Your point definitely merits thought... but I'm not sure that
it's insurmountable.

i see where youre coming from but its not a part of bgp4. you could write
it into bgp5, trouble is theres a lot of routes out there less specific
and when you turn on this feature it could be very unpredictable.

the other issue is you dont really want to prefer any route, you want them
equally valid and how can you do that unless all the upstreams apply the
same tags/rules

theres only 20000 AS's, and its the AS that is defined as having a single
routing policy not the prefixes. why cant internet routing be based on AS
announcements, yeah i know you need to rewrite everything but i couldnt
think of a better idea. :slight_smile:

Steve

Smaller isps tend to not have consistent route announcements
to all their upstreams. one path gets prepended while the other gets
a different set of prefixes advertized due to the routes being more
'regionally close' within their own network, or for other policy
reasons. ie: prefix with 5m traffic gets adverted out a link where
they want to use a fixed-price transit circuit instead of a
burst-measured circuit that has a higher per-mb/s cost.

let me say that not only
am I a strong supporter of filtering, I have also suggested
fairly seriously to some registry-types that it is fair to allocate
individual /32s as necessary to contain address consumption.

So how is this supposed to work? For instance, I get a /27 and an AS
number, and I want to multihome. But nobody will listen to my
announcements. This is not a workable solution.

It is possible to take the position that the responsibility of the ISPs to
filter and the responsibility of the RIRs to assign are completely
unrelated, but that only holds in theory. In practice, people want to get
addresses they can use and use the addresses they can get. So there should
be a reasonable overlap.

Multihomers generally announce just a single route and there are less than
25k AS numbers so the majority of routes is NOT from multihomers so it
seems somewhat harsh to effectively forbid multihoming.

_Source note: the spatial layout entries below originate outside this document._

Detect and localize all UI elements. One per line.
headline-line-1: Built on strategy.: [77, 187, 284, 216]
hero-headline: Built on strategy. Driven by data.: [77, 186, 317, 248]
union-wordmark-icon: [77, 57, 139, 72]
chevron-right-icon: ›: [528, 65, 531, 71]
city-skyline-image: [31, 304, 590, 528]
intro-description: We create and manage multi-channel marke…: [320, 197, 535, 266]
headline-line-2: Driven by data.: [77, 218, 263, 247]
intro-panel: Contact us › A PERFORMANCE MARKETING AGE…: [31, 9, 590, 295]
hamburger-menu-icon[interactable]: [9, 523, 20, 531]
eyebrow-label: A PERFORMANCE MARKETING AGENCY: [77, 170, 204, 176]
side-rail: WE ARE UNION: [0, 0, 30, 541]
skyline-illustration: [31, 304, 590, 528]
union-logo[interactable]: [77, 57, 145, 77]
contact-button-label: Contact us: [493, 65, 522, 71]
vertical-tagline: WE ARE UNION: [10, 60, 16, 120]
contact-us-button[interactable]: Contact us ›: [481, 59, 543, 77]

But while we're all discussing drafts on multi6, the routing table is
still growing so some filtering should be expected. Is there really no way
we can all agree on a filtering policy that keeps the routing table in
check but still leaves some room for responsible multihoming?

For instance: each AS gets to announce either a single route (regardless
of prefix size) or only RIR-allocation-sized blocks.

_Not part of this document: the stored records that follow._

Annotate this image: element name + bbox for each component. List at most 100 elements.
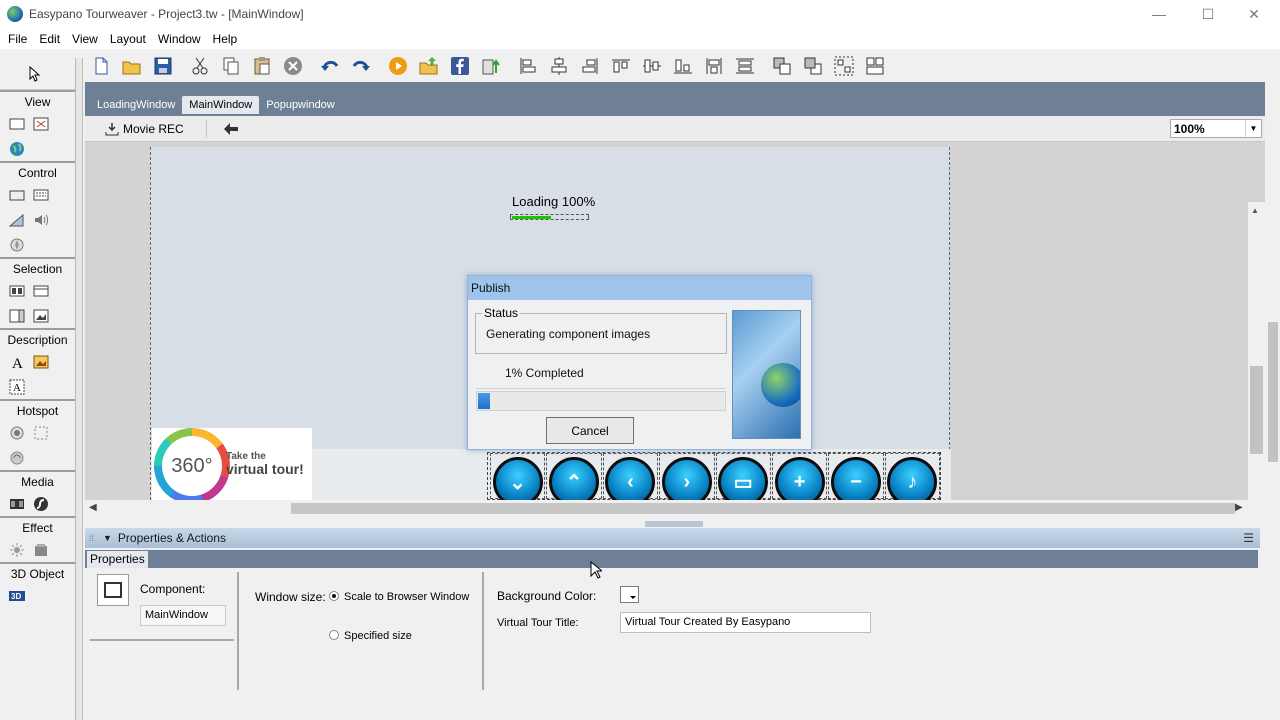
align-left-button[interactable] [512,52,543,80]
tab-main-window[interactable]: MainWindow [182,96,260,114]
redo-button[interactable] [345,52,376,80]
preview-button[interactable] [382,52,413,80]
back-arrow-icon[interactable] [223,122,239,136]
same-height-button[interactable] [729,52,760,80]
toolbar-control-icon[interactable] [33,187,49,203]
scroll-right-icon[interactable]: ▶ [1235,502,1243,513]
copy-button[interactable] [215,52,246,80]
sunshine-effect-icon[interactable] [9,542,25,558]
specified-size-radio[interactable] [329,630,339,640]
compass-control-icon[interactable] [9,237,25,253]
menu-view[interactable]: View [66,32,104,46]
nav-zoom-in-button[interactable]: + [774,457,825,500]
align-bottom-button[interactable] [667,52,698,80]
slider-control-icon[interactable] [9,212,25,228]
menu-layout[interactable]: Layout [104,32,152,46]
minimize-button[interactable]: — [1136,0,1182,28]
align-top-button[interactable] [605,52,636,80]
panel-menu-icon[interactable]: ☰ [1243,531,1254,545]
flash-icon[interactable] [33,496,49,512]
list-box-icon[interactable] [9,308,25,324]
paste-button[interactable] [246,52,277,80]
design-canvas[interactable]: Loading 100% 360° Take the virtual tour!… [85,142,1265,500]
zoom-select[interactable]: 100% ▼ [1170,119,1262,138]
export-button[interactable] [475,52,506,80]
component-name-field[interactable]: MainWindow [140,605,226,626]
snow-effect-icon[interactable] [33,542,49,558]
map-viewer-icon[interactable] [33,116,49,132]
movie-rec-button[interactable]: Movie REC [105,122,184,136]
loading-bar[interactable] [510,214,589,220]
save-button[interactable] [147,52,178,80]
nav-down-button[interactable]: ⌄ [492,457,543,500]
scroll-up-icon[interactable]: ▲ [1251,206,1259,215]
canvas-horizontal-scrollbar[interactable]: ◀ ▶ [85,500,1248,517]
scroll-left-icon[interactable]: ◀ [89,502,97,513]
menu-edit[interactable]: Edit [33,32,66,46]
nav-right-button[interactable]: › [661,457,712,500]
background-color-picker[interactable] [620,586,639,603]
nav-up-button[interactable]: ⌃ [549,457,600,500]
virtual-tour-title-input[interactable]: Virtual Tour Created By Easypano [620,612,871,633]
vertical-scroll-thumb[interactable] [1250,366,1263,454]
close-button[interactable]: ✕ [1231,0,1277,28]
scale-to-browser-label[interactable]: Scale to Browser Window [344,591,469,603]
virtual-tour-badge[interactable]: 360° Take the virtual tour! [152,428,312,500]
palette-splitter[interactable] [76,58,83,720]
send-backward-button[interactable] [797,52,828,80]
open-button[interactable] [116,52,147,80]
volume-control-icon[interactable] [33,212,49,228]
maximize-button[interactable]: ☐ [1185,0,1231,28]
align-right-button[interactable] [574,52,605,80]
facebook-button[interactable] [444,52,475,80]
spot-hotspot-icon[interactable] [9,425,25,441]
tab-popup-window[interactable]: Popupwindow [259,96,342,114]
scene-viewer-icon[interactable] [9,116,25,132]
align-center-button[interactable] [543,52,574,80]
nav-zoom-out-button[interactable]: − [830,457,881,500]
publish-button[interactable] [413,52,444,80]
drag-grip-icon[interactable]: ⁞⁞ [89,533,97,543]
ungroup-button[interactable] [859,52,890,80]
nav-fullscreen-button[interactable]: ▭ [718,457,769,500]
image-selection-icon[interactable] [33,308,49,324]
tab-properties[interactable]: Properties [87,551,148,568]
group-button[interactable] [828,52,859,80]
horizontal-scroll-thumb[interactable] [291,503,1235,514]
cut-button[interactable] [184,52,215,80]
tab-loading-window[interactable]: LoadingWindow [90,96,182,114]
align-middle-button[interactable] [636,52,667,80]
cancel-button[interactable]: Cancel [546,417,634,444]
nav-left-button[interactable]: ‹ [605,457,656,500]
window-scroll-thumb[interactable] [1268,322,1278,462]
3d-object-icon[interactable]: 3D [9,588,25,604]
main-window-stage[interactable]: Loading 100% 360° Take the virtual tour!… [150,147,951,500]
menu-file[interactable]: File [2,32,33,46]
image-icon[interactable] [33,354,49,370]
select-pointer-icon[interactable] [26,65,42,82]
dropdown-list-icon[interactable] [33,283,49,299]
text-icon[interactable]: A [9,354,25,370]
specified-size-label[interactable]: Specified size [344,630,412,642]
button-control-icon[interactable] [9,187,25,203]
scale-to-browser-radio[interactable] [329,591,339,601]
same-width-button[interactable] [698,52,729,80]
menu-window[interactable]: Window [152,32,207,46]
collapse-triangle-icon[interactable]: ▼ [103,533,112,543]
canvas-vertical-scrollbar[interactable]: ▲ ▼ [1248,202,1265,500]
undo-button[interactable] [314,52,345,80]
window-vertical-scrollbar[interactable] [1265,82,1280,720]
link-hotspot-icon[interactable] [9,450,25,466]
thumbnail-list-icon[interactable] [9,283,25,299]
video-icon[interactable] [9,496,25,512]
new-button[interactable] [85,52,116,80]
bring-forward-button[interactable] [766,52,797,80]
nav-sound-button[interactable]: ♪ [887,457,938,500]
panel-splitter[interactable] [85,520,1260,528]
delete-button[interactable] [277,52,308,80]
text-box-icon[interactable]: A [9,379,25,395]
polygon-hotspot-icon[interactable] [33,425,49,441]
menu-help[interactable]: Help [207,32,244,46]
loading-text[interactable]: Loading 100% [512,194,595,209]
globe-icon[interactable] [9,141,25,157]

(The problem with this is that you can't make a reasonably sized filter
that enforces this policy, so you would have to trust your peers to some
degree.)

That is, the registries are correctly focusing on that resource-management,
and should spend energies on reclaiming wasted space (hello MIT!)
rather than on managing multiple scarce resources.

IP address space is only a scarce resource because it is allocated in huge
chunks. If we would be able to re-allocate individual un-used IP
addresses, we wouldn't run out for a _very_ long time.

Iljitsch van Beijnum

Iljitsch van Beijnum wrote:

> let me say that not only
> am I a strong supporter of filtering, I have also suggested
> fairly seriously to some registry-types that it is fair to allocate
> individual /32s as necessary to contain address consumption.

So how is this supposed to work? For instance, I get a /27 and an AS
number, and I want to multihome. But nobody will listen to my
announcements. This is not a workable solution.

Hello;

   I actually have some information on this - look at
http://www.multicasttech.com/status/cidr.html and
http://www.multicasttech.com/status/histogram.cidr.bgp

Of the announcements we receive (we are multihomed to 3 ISP's, but not to Verio),
57.6 % of the prefixes are /24's, and about 1/2 of these are holes in another address block.
Presumably, the other 1/2 are mostly /24's from the swamp. So, a Verio like filtering policy would
filter out about 1/2 of the /24's (a little more, actually) and leave the rest.

This seems somewhat arbitrary to me. By contrast, only ~ 0.1% of the announcements are /25's or longer.
SO, in the spirit of setting the speed limit at the speed people actually drive, I would suggest
that a reasonable solution would be to admit up to /24's.

I know that this will not be an entirely popular opinion.